Eosinophils can be attracted to the lungs by chemokines such as CCL2 or CCL11. CCL2 and its role in chemotaxis of monocytes were extensively discussed above. CCL11, also called eotaxin, is considered to be the main chemokine for eosinophil recruitment. Mice sensitised by vaccinia virus expressing the RSV G protein showed eosinophils in the lungs following subsequent RSV infection but after administration of anti-CCL11 antibodies showed significantly reduced lung eosinophil numbers. Moreover, CCL11 depletion resulted in subsequent decrease in CD4⁺ T-cell influx to the lungs and decreased IL-5 production with no influence on the viral load^19,38. However, more recent studies of vaccine-enhanced RSV disease suggest that eosinophils are pro-inflammatory and have direct anti-viral functions during RSV infection. Experiments in eotaxin knockout mice show complete absence of eosinophils in the lungs of FI-RSV immunised mice following RSV infection with reduced lung inflammation. However, the eotaxin knockout mice had significantly higher lung RSV titres compared with wild-type mice, and when lung eosinophilia was restored, by either intratracheal rCCL11 administration or adoptive transfer of eosinophils, this resulted in increased viral clearance³⁹. These data raise the question again, do eosinophils have a positive or negative influence on the course of RSV infection?

Conclusions

Chemokines are key drivers of the anti-viral inflammatory response during RSV infection. Many chemokines are produced during the infection, and specific cell types are recruited via several unique chemokine/chemokine receptor interactions. The redundancy of chemokines in cell recruitment denotes the importance for the host of being able to attract immune cells into the lungs to help combat the infection. We still know very little about the cellular sources of chemokines in the lung, and in order to identify the main cellular source (or sources) of a chemokine during the course of infection, several lung cell types have to be compared side by side which can be performed only in vivo or from biopsies. Also, how chemokines direct the migration of immune cells within the lung tissue to determine their precise localisation, which will have implications for their effector functions, is an important future research avenue.

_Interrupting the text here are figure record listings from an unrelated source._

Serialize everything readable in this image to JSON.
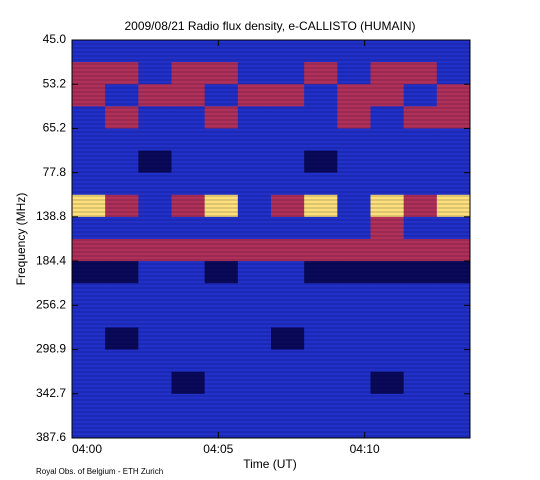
{
  "chart_data": {
    "type": "spectrogram",
    "title": "2009/08/21  Radio flux density, e-CALLISTO (HUMAIN)",
    "x_label": "Time (UT)",
    "y_label": "Frequency (MHz)",
    "footer": "Royal Obs. of Belgium - ETH Zurich",
    "xlim": [
      0,
      13.6
    ],
    "xticks": [
      {
        "value": 0,
        "label": "04:00"
      },
      {
        "value": 5,
        "label": "04:05"
      },
      {
        "value": 10,
        "label": "04:10"
      }
    ],
    "yticks": [
      {
        "value": 45.0,
        "label": "45.0"
      },
      {
        "value": 53.2,
        "label": "53.2"
      },
      {
        "value": 65.2,
        "label": "65.2"
      },
      {
        "value": 77.8,
        "label": "77.8"
      },
      {
        "value": 138.8,
        "label": "138.8"
      },
      {
        "value": 184.4,
        "label": "184.4"
      },
      {
        "value": 256.2,
        "label": "256.2"
      },
      {
        "value": 298.9,
        "label": "298.9"
      },
      {
        "value": 342.7,
        "label": "342.7"
      },
      {
        "value": 387.6,
        "label": "387.6"
      }
    ],
    "colors": [
      "#0a0a5a",
      "#2030c8",
      "#b0305a",
      "#ffe07a"
    ],
    "z": [
      [
        1,
        1,
        1,
        1,
        1,
        1,
        1,
        1,
        1,
        1,
        1,
        1
      ],
      [
        2,
        2,
        1,
        2,
        2,
        1,
        1,
        2,
        1,
        2,
        2,
        1
      ],
      [
        2,
        1,
        2,
        2,
        1,
        2,
        2,
        1,
        2,
        2,
        1,
        2
      ],
      [
        1,
        2,
        1,
        1,
        2,
        1,
        1,
        1,
        2,
        1,
        2,
        2
      ],
      [
        1,
        1,
        1,
        1,
        1,
        1,
        1,
        1,
        1,
        1,
        1,
        1
      ],
      [
        1,
        1,
        0,
        1,
        1,
        1,
        1,
        0,
        1,
        1,
        1,
        1
      ],
      [
        1,
        1,
        1,
        1,
        1,
        1,
        1,
        1,
        1,
        1,
        1,
        1
      ],
      [
        3,
        2,
        1,
        2,
        3,
        1,
        2,
        3,
        1,
        3,
        2,
        3
      ],
      [
        1,
        1,
        1,
        1,
        1,
        1,
        1,
        1,
        1,
        2,
        1,
        1
      ],
      [
        2,
        2,
        2,
        2,
        2,
        2,
        2,
        2,
        2,
        2,
        2,
        2
      ],
      [
        0,
        0,
        1,
        1,
        0,
        1,
        1,
        0,
        0,
        0,
        0,
        0
      ],
      [
        1,
        1,
        1,
        1,
        1,
        1,
        1,
        1,
        1,
        1,
        1,
        1
      ],
      [
        1,
        1,
        1,
        1,
        1,
        1,
        1,
        1,
        1,
        1,
        1,
        1
      ],
      [
        1,
        0,
        1,
        1,
        1,
        1,
        0,
        1,
        1,
        1,
        1,
        1
      ],
      [
        1,
        1,
        1,
        1,
        1,
        1,
        1,
        1,
        1,
        1,
        1,
        1
      ],
      [
        1,
        1,
        1,
        0,
        1,
        1,
        1,
        1,
        1,
        0,
        1,
        1
      ],
      [
        1,
        1,
        1,
        1,
        1,
        1,
        1,
        1,
        1,
        1,
        1,
        1
      ],
      [
        1,
        1,
        1,
        1,
        1,
        1,
        1,
        1,
        1,
        1,
        1,
        1
      ]
    ]
  }
}
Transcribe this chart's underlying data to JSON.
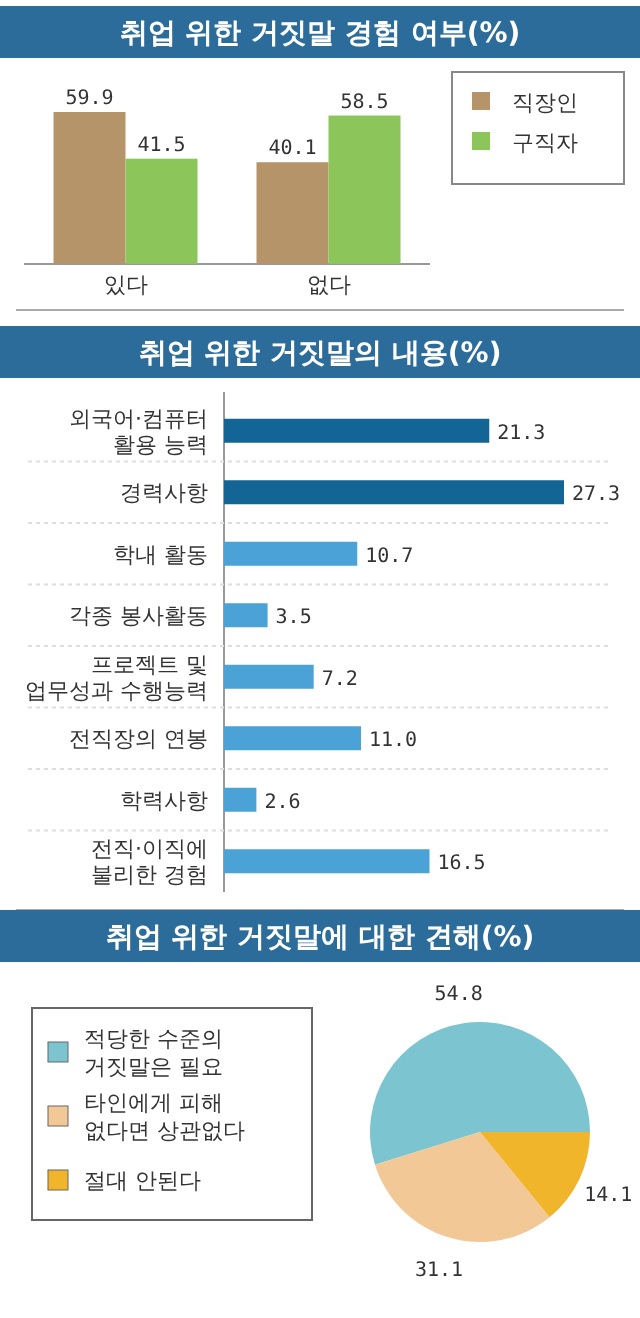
{
  "chart_data": [
    {
      "type": "bar",
      "title": "취업 위한 거짓말 경험 여부(%)",
      "categories": [
        "있다",
        "없다"
      ],
      "series": [
        {
          "name": "직장인",
          "color": "#b5946a",
          "values": [
            59.9,
            40.1
          ]
        },
        {
          "name": "구직자",
          "color": "#8cc65a",
          "values": [
            41.5,
            58.5
          ]
        }
      ],
      "data_labels": true,
      "legend": "right"
    },
    {
      "type": "bar",
      "title": "취업 위한 거짓말의 내용(%)",
      "orientation": "horizontal",
      "categories": [
        "외국어·컴퓨터\n활용 능력",
        "경력사항",
        "학내 활동",
        "각종 봉사활동",
        "프로젝트 및\n업무성과 수행능력",
        "전직장의 연봉",
        "학력사항",
        "전직·이직에\n불리한 경험"
      ],
      "values": [
        21.3,
        27.3,
        10.7,
        3.5,
        7.2,
        11.0,
        2.6,
        16.5
      ],
      "value_labels": [
        "21.3",
        "27.3",
        "10.7",
        "3.5",
        "7.2",
        "11.0",
        "2.6",
        "16.5"
      ],
      "colors": [
        "#136596",
        "#136596",
        "#4ba2d6",
        "#4ba2d6",
        "#4ba2d6",
        "#4ba2d6",
        "#4ba2d6",
        "#4ba2d6"
      ]
    },
    {
      "type": "pie",
      "title": "취업 위한 거짓말에 대한 견해(%)",
      "categories": [
        "적당한 수준의\n거짓말은 필요",
        "타인에게 피해\n없다면 상관없다",
        "절대 안된다"
      ],
      "values": [
        54.8,
        31.1,
        14.1
      ],
      "colors": [
        "#7cc5d0",
        "#f1c896",
        "#f0b52a"
      ],
      "data_labels": true,
      "legend": "left"
    }
  ]
}
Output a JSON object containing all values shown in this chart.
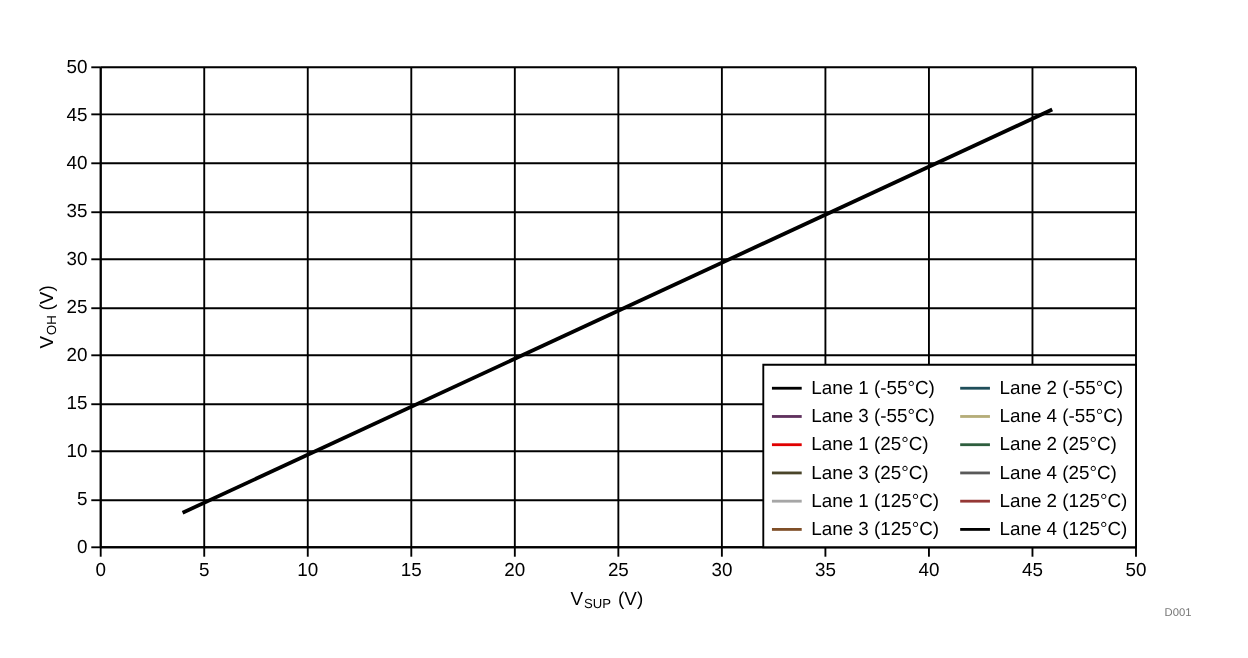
{
  "chart_data": {
    "type": "line",
    "xlabel": "V$_{SUP}$ (V)",
    "ylabel": "V$_{OH}$ (V)",
    "x": [
      4,
      46
    ],
    "series": [
      {
        "name": "Lane 1 (-55°C)",
        "color": "#000000",
        "values": [
          null,
          null
        ]
      },
      {
        "name": "Lane 1 (25°C)",
        "color": "#e00000",
        "values": [
          null,
          null
        ]
      },
      {
        "name": "Lane 1 (125°C)",
        "color": "#a6a6a6",
        "values": [
          null,
          null
        ]
      },
      {
        "name": "Lane 2 (-55°C)",
        "color": "#1f4e5a",
        "values": [
          null,
          null
        ]
      },
      {
        "name": "Lane 2 (25°C)",
        "color": "#2e5e3e",
        "values": [
          null,
          null
        ]
      },
      {
        "name": "Lane 2 (125°C)",
        "color": "#953735",
        "values": [
          null,
          null
        ]
      },
      {
        "name": "Lane 3 (-55°C)",
        "color": "#60315e",
        "values": [
          null,
          null
        ]
      },
      {
        "name": "Lane 3 (25°C)",
        "color": "#4a452a",
        "values": [
          null,
          null
        ]
      },
      {
        "name": "Lane 3 (125°C)",
        "color": "#7f4f28",
        "values": [
          null,
          null
        ]
      },
      {
        "name": "Lane 4 (-55°C)",
        "color": "#b5ad79",
        "values": [
          null,
          null
        ]
      },
      {
        "name": "Lane 4 (25°C)",
        "color": "#595959",
        "values": [
          null,
          null
        ]
      },
      {
        "name": "Lane 4 (125°C)",
        "color": "#000000",
        "values": [
          3.5,
          45.5
        ]
      }
    ],
    "xlim": [
      0,
      50
    ],
    "ylim": [
      0,
      50
    ],
    "xticks": [
      0,
      5,
      10,
      15,
      20,
      25,
      30,
      35,
      40,
      45,
      50
    ],
    "yticks": [
      0,
      5,
      10,
      15,
      20,
      25,
      30,
      35,
      40,
      45,
      50
    ],
    "grid": true,
    "legend": "bottom right",
    "line_style": "solid",
    "annotations": [
      "D001"
    ]
  }
}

Almost all chemokines correlate positively with disease severity during RSV infection^25,26. This observation is most likely explained by the scenario that excessive inflammatory responses in the delicate lung tissue will drive immunopathology via cell activation and mediator release. We are still far from being able to use chemokine receptor blockade as a treatment for RSV-induced disease (as discussed in more detail in 94). However, greater in-depth knowledge of which cell types act as the main sources of chemokines and how chemokine production is regulated will help the understanding of the initiation and maintenance of inflammation in the lung and possibly a more targeted approach for reducing lung inflammation via chemokine/chemokine receptor inhibition in the future.